Radical simplicity.

Marketing is very complicated right now. Brands vie for our attention at every turn, in every medium. The devices we carry around or strap on our wrist are a continuous cacophony of alerts and reminders of things we should be doing, or reading, or tracking. At Shiny we talk about how this has created “the age of distraction” where our time to have meaningful exchanges with people – and brands – is divvied up into increasingly smaller and smaller bits. So what should a marketer do?

Embrace radical simplicity.

By this I mean create brand experiences that remove every possible friction point that separates your customer from your brand. Harvard Business Review has identified that “decision simplicity” is the single biggest driver to brand stickiness. Removing the extraneous and making it easy for people to understand and experience your brand, ultimately gets people to purchase confidently. Getting to radical simplicity means rethinking how people actually experience your brand, such as:

  • Use retail space to service, not sell. There are big pain points when buying things in-store, like waiting in line to purchase or the frustration of the store not having the exact item you want. Smart retailers are rethinking the role of the physical store so it’s less about product delivery and more about product exploration and relationship building. Bonobos set the stage for this with its “Guideshops” where you try on a product, but don’t physically leave the store with it. Bigger brands are noticing, too; by the time you read this Walmart (which now owns Bonobos) will have finished its trial of using some of its physical stores as holiday experience centers versus just purveyors of product. It will be interesting to see what they learned.
  • Utilize meaningful voice control. As voice assistants become more sophisticated and reliable, we are on the cusp of moving away from the app-dominated experience of mobile devices. Keep an eye on Amazon as it continues to roll out its Alexa-enabled devices making voice and simple, complementary touch experiences more prevalent, and see if they achieve the goal of displacing the mobile phone.
  • Deliver one, consistent experience wherever your customer is. Customers expect brands to know exactly how they have engaged with you, and what they want next. Brands need to reflect that understanding wherever they engage customers along the marketing continuum. College Ave Student Loans created a loan application that was not only mobile-first to reflect the desires of its young audience, but made it seamless to start an app on one device and finish it on another, even if it involved bringing another person into the process (in this case that ever-important cosigner to secure the loan).

So how easy is it to bring radical simplicity to the market? Not very. In fact it ironically can be very, very complex. How should agencies and brands approach this goal? Here are three ideas:

  • Knowing your customer is more important than ever. Creating a radically simple experience requires absolute knowledge that what you’re building will deliver against their needs. Brands need to have acute insight into what those needs are and in many cases the qualitative insights will get you there faster than troves of quantitative research. Listen to your customers. Watch how they shop or engage with your brand and its competition. See first-hand where they get hung up in dealing with your brand. Use all of that to define their needs and put those front-and-center as you design to deliver against them.
  • Iterate to simplicity.
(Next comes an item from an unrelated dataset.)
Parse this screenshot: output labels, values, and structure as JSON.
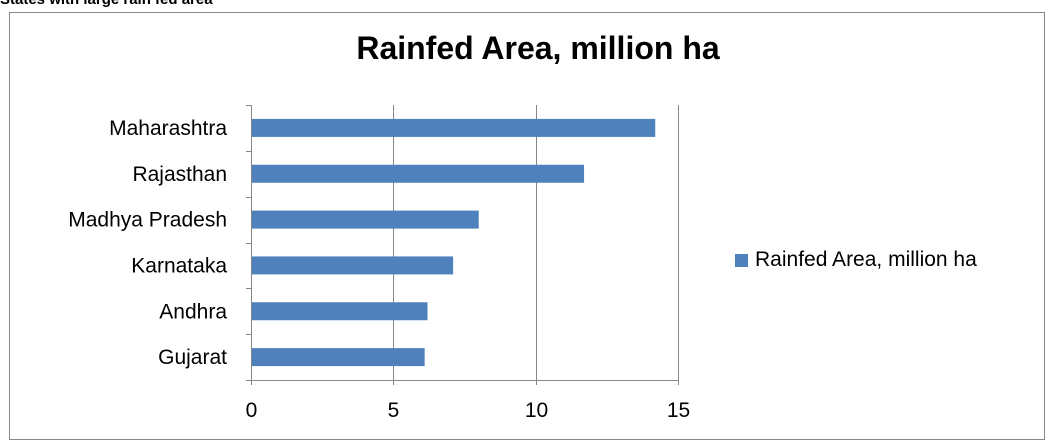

Your customers want you to get obstacles out of their way and they want you to do that yesterday. Embrace the quick and good enough, learn what works, and then quickly enhance and improve. In this case data is your friend – have your analysts working side by side with your creative and strategy teams to translate the insights gleaned into actionable, small improvements. Do not wait for great. This means having a team structure built around ongoing ideation and iteration and funding that is persistent throughout the year.
  • Put simplicity at the core of your brand promise and then ensure every interaction delivers against it. Hand-in-hand with this will be innovation, as getting to radical simplicity will require the tearing down of what exists and the creating of something cleaner and better. Or if you’re lucky enough to start from scratch with a new brand, leverage simplicity as an important point of differentiation. Lemonade Insurance Company is a great example of this with its unique approach to renters and home insurance including the ability to pay claims in a literal matter of seconds.

Commit to radical simplicity in 2018 and your clients – and their customers – will thank you.